Question on SDN Features

[orcado]

Hi Community,

I'm currently working on a test project to have 5 VMs within a pool. The main aim of this is to have these 5 VMs to be within a VLAN in the PVE cluster and using the node's internet access without a router.

I've done some research where I'll need to create a SDN Simple Zone, then create a Vnet for it. I saw that there is a VLAN Aware setting, but I dont see a place that i can setup the VLAN ID.

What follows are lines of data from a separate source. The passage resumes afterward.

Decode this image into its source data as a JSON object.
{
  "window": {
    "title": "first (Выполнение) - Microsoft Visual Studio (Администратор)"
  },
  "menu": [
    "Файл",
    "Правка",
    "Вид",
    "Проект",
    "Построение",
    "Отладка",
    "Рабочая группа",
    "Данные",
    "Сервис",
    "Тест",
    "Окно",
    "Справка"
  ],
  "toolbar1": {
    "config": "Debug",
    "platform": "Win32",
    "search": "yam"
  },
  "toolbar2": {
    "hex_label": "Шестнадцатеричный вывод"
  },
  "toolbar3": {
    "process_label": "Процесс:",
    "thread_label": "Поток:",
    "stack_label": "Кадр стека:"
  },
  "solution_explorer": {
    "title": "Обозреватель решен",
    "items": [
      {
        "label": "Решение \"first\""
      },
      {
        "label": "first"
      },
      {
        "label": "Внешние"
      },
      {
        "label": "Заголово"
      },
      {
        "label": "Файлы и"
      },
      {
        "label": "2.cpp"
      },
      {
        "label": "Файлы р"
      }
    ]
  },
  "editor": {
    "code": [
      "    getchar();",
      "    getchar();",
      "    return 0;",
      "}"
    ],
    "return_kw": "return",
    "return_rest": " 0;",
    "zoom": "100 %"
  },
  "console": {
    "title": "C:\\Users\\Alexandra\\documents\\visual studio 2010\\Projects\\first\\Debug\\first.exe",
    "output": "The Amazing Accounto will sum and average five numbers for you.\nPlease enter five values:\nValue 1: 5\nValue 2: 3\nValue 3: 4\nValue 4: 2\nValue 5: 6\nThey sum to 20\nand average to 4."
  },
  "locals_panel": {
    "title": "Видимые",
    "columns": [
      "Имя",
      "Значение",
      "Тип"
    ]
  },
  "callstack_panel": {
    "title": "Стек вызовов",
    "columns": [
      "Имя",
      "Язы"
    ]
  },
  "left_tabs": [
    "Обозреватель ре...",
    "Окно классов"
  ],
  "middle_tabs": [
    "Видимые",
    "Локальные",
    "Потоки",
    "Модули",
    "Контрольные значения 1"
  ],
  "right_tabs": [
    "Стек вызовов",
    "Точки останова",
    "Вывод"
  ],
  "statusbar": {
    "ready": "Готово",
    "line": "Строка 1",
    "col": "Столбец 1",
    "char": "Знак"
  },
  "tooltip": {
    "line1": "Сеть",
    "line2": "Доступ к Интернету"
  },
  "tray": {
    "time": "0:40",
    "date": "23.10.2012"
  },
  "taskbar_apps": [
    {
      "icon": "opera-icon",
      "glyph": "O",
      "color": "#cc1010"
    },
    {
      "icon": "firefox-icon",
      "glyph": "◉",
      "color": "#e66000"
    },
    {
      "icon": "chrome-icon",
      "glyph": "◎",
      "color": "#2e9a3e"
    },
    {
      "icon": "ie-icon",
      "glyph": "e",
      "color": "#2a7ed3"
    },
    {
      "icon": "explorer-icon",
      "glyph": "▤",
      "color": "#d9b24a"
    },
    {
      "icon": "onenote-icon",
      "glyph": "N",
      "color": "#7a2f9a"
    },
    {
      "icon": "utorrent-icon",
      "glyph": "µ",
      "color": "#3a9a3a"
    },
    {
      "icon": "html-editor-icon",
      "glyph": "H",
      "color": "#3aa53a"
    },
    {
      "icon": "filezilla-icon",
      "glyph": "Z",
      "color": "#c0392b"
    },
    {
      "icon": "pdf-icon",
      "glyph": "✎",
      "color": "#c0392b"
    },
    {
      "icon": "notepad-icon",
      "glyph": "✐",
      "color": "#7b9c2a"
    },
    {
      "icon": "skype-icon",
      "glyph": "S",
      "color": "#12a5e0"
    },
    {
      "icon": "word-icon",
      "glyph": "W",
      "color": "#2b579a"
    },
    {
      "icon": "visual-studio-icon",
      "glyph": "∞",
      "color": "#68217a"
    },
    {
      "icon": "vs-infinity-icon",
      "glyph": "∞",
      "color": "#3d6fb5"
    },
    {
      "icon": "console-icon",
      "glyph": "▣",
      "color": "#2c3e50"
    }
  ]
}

My question is this - Should I be creating a VLAN Zone instead of Simple Zone, then set the VLAN ID in VNets, after that add in Subnet with SNAT enabled?

Any advise appreciated.

Thank you
Orca

 

[shanreich]

VLAN zone is layer2 only, so you'd need an external router for things like NAT. If you simply require them to be on their own, separate layer2 domain a Simple Zone is sufficient - without any VLAN tags. If you have multiple simple zones with NAT enabled, you'd need to prevent the host from routing between the different simple zones, which can be achieved via the firewall.

 

[orcado]

Hi @shanreich , thank you for the tip and direction. Can you share with me a little more clues about the config in the firewall to prevent traffic to be routed between the simple zones? Coz I can't quite figure how to configure it. Appreciate it!

 

[shanreich]

With the simple zone you are using the PVE host as a router for your simple zone. So you'd need to create rules on the forward chain that prevent the PVE host from routing between the simple zones. Please note that this is currently only possible with the nftables firewall which is in tech preview.

Alternatively you can use security groups and the VM-level firewall with the iptables firewall to achieve the same effect, although a bit more complicated to setup.